The word “friend” felt like a segue into the subject of Diane. “You know, speaking of friends, I met Diane. Your Diane.”
“She’s not my Diane.” She polished off her Coke quickly. “At the office?”
“Yeah, she came in to meet with Bea, and I got to sit in for a while.” I swigged at my own soda. “She’s kind of a diva.”
Thea laughed out loud. “Kind of?”
“She actually wanted me to find the bathroom key for her and be her attendant.”
Her face scrunched up.
“When she heard I knew you, she kept asking me what you told me about the breakup, like she was the focus of everyone’s gossip. You hadn’t told me much, so it felt weird.” I bit my lip, wondering how much to divulge, like my suspicion that Diane had cried in the restroom. “She’s pretty and all, and a good writer, but honestly? You deserve better, Thea.” I rarely said her name out loud, and I liked the way it rolled off my tongue.
Thea cast her eyes down in a bashful way. Where the conversation would have gone after that was anyone’s guess, but we didn’t get to find out. Vern arrived, sweating like a dock worker as she lugged in Gerri’s new futon mattress all by herself.
“You two ever plan to work?” she asked, dropping the mattress in the middle of all the boxes. Vern gave me a look that said she didn’t believe for a minute there wasn’t something going on between me and “the Professor.”
“We’re on it,” Thea said, heading back down to the U-Haul for another box.
Chapter 15
With Thanksgiving creeping up, I faced a hard decision: Was twenty-three old enough to spend a holiday away from my family? If I decided it was, would I regret it on the day, when I had nowhere to go? On the one hand, I hated missing my mother’s dinner, the expectant, hungry looks
at the table as we passed bowls of cornbread stuffing and candied yams. On the other, I dreaded having to dodge everyone’s questions and feeling the yawning loneliness of keeping secrets.
In the end, New York won out, a choice that brought sniffles from my mother and crisp coolness from Sue.
“Oh, that’s just sad,” my sister said. “Like you’re some kind of derelict with no home.” How could I tell her that home wasn’t really a comfort?
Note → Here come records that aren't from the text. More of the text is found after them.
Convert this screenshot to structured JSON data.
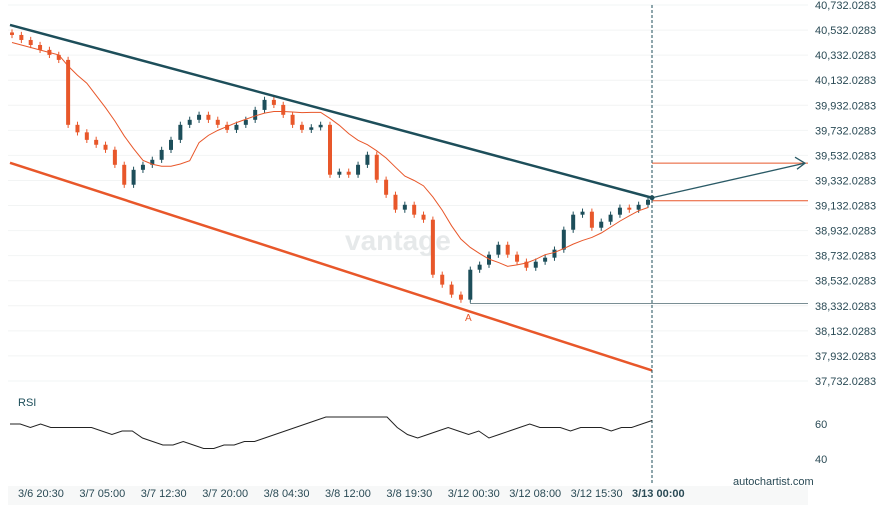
{
  "chart_data": {
    "type": "candlestick",
    "y_ticks": [
      "40,732.0283",
      "40,532.0283",
      "40,332.0283",
      "40,132.0283",
      "39,932.0283",
      "39,732.0283",
      "39,532.0283",
      "39,332.0283",
      "39,132.0283",
      "38,932.0283",
      "38,732.0283",
      "38,532.0283",
      "38,332.0283",
      "38,132.0283",
      "37,932.0283",
      "37,732.0283"
    ],
    "ylim": [
      37732.0283,
      40732.0283
    ],
    "x_ticks": [
      "3/6 20:30",
      "3/7 05:00",
      "3/7 12:30",
      "3/7 20:00",
      "3/8 04:30",
      "3/8 12:00",
      "3/8 19:30",
      "3/12 00:30",
      "3/12 08:00",
      "3/12 15:30",
      "3/13 00:00"
    ],
    "closes": [
      40493,
      40453,
      40413,
      40374,
      40334,
      40294,
      39776,
      39716,
      39656,
      39617,
      39577,
      39457,
      39298,
      39417,
      39457,
      39497,
      39576,
      39656,
      39776,
      39816,
      39856,
      39816,
      39776,
      39736,
      39776,
      39816,
      39895,
      39975,
      39935,
      39856,
      39776,
      39736,
      39756,
      39776,
      39378,
      39402,
      39378,
      39457,
      39537,
      39338,
      39218,
      39099,
      39138,
      39059,
      39019,
      38580,
      38501,
      38421,
      38381,
      38620,
      38660,
      38740,
      38819,
      38740,
      38684,
      38636,
      38684,
      38716,
      38780,
      38939,
      39059,
      39083,
      38955,
      39003,
      39059,
      39115,
      39099,
      39138,
      39178
    ],
    "resistance_line": {
      "start": 40573,
      "end": 39194,
      "color": "#1d4e5a"
    },
    "support_line": {
      "start": 39473,
      "end": 37816,
      "color": "#e8572a"
    },
    "target_level": 39470,
    "breakout_level": 39170,
    "low_level": 38350,
    "point_label": "A",
    "up_color": "#1d4e5a",
    "down_color": "#e8572a",
    "rsi": {
      "label": "RSI",
      "ticks": [
        "60",
        "40"
      ],
      "values": [
        60,
        60,
        58,
        60,
        58,
        58,
        58,
        58,
        58,
        56,
        54,
        56,
        56,
        52,
        50,
        48,
        48,
        50,
        48,
        46,
        46,
        48,
        48,
        50,
        50,
        52,
        54,
        56,
        58,
        60,
        62,
        64,
        64,
        64,
        64,
        64,
        64,
        64,
        58,
        54,
        52,
        54,
        56,
        58,
        56,
        54,
        56,
        52,
        54,
        56,
        58,
        60,
        58,
        58,
        58,
        56,
        58,
        58,
        58,
        56,
        58,
        58,
        60,
        62
      ]
    }
  },
  "watermark": "vantage",
  "credit": "autochartist.com"
}
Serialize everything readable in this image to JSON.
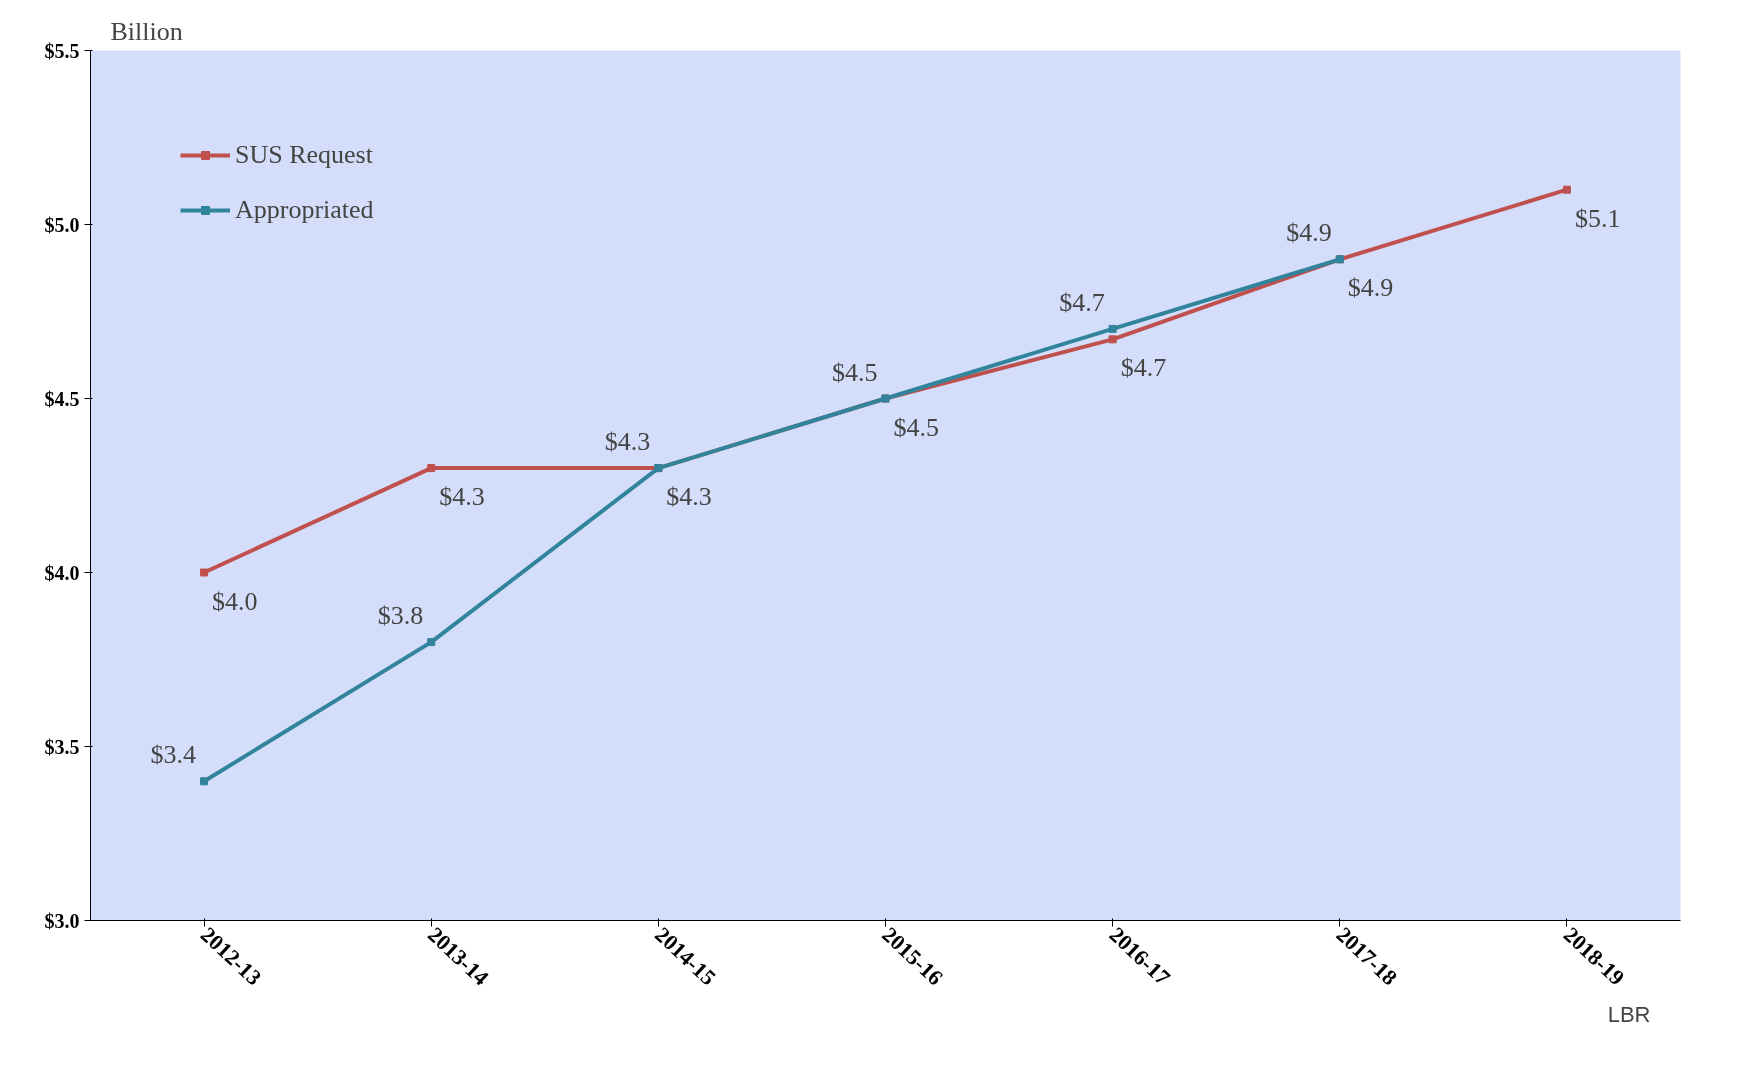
{
  "chart_data": {
    "type": "line",
    "ylabel": "Billion",
    "categories": [
      "2012-13",
      "2013-14",
      "2014-15",
      "2015-16",
      "2016-17",
      "2017-18",
      "2018-19"
    ],
    "series": [
      {
        "name": "SUS Request",
        "color": "#c0504d",
        "values": [
          4.0,
          4.3,
          4.3,
          4.5,
          4.67,
          4.9,
          5.1
        ],
        "value_labels": [
          "$4.0",
          "$4.3",
          "$4.3",
          "$4.5",
          "$4.7",
          "$4.9",
          "$5.1"
        ]
      },
      {
        "name": "Appropriated",
        "color": "#31849b",
        "values": [
          3.4,
          3.8,
          4.3,
          4.5,
          4.7,
          4.9,
          null
        ],
        "value_labels": [
          "$3.4",
          "$3.8",
          "$4.3",
          "$4.5",
          "$4.7",
          "$4.9",
          null
        ]
      }
    ],
    "ylim": [
      3.0,
      5.5
    ],
    "yticks": [
      {
        "value": 3.0,
        "label": "$3.0"
      },
      {
        "value": 3.5,
        "label": "$3.5"
      },
      {
        "value": 4.0,
        "label": "$4.0"
      },
      {
        "value": 4.5,
        "label": "$4.5"
      },
      {
        "value": 5.0,
        "label": "$5.0"
      },
      {
        "value": 5.5,
        "label": "$5.5"
      }
    ],
    "annotations": [
      "LBR"
    ],
    "grid": false,
    "legend": "top left",
    "marker": "square",
    "line_style": "solid"
  }
}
A quiet day on my own awaited me. Barb had caved and agreed to dinner in Chappaqua after she and Renee reconciled (within a week, as she predicted), so once again I had the apartment to myself. My plan was to pick up a rotisserie chicken on Wednesday, then enjoy a holiday of sleeping late, wandering over to the Macy’s parade, reading On Strike Against God for the next salon, and bringing a plate of food to Clio.
But at the last minute before Ramona cut out early on Wednesday, she poked her head into my office, surprising me with a friendly question: “Hey, Liv, what are you doing tomorrow?”
I outlined my agenda, which made her fall back into her snooty mode. “Nobody who lives in Manhattan ever goes to the parade,” she said. “Just like nobody who lives here goes to Times Square for New Year’s. It’s all tourists and BATS.”
“Brats?” I said, picturing gangs of small children.
“Bridge and Tunnel Set,” she said, sighing at my naiveté. “New Jersey-ites, Long Islanders.”
“My sister is pissed at me for not coming home, so I thought I’d send her pictures of the floats. She loves the Macy’s parade.”
“So just go to West Seventy-Ninth tonight. They inflate the balloons up there.”
“Wow, thanks.” A behind-the-scenes look seemed like something that would really tickle Sue.
Ramona dropped a card onto my desk. “And . . . if you’re interested.” It was an open-house invitation, the kind you might buy at Hallmark, with a cascade of colorful fall leaves down the side. I hadn’t known till then that she lived in a prime block of Gramercy, just across the park from where I’d roomed at the Parkside.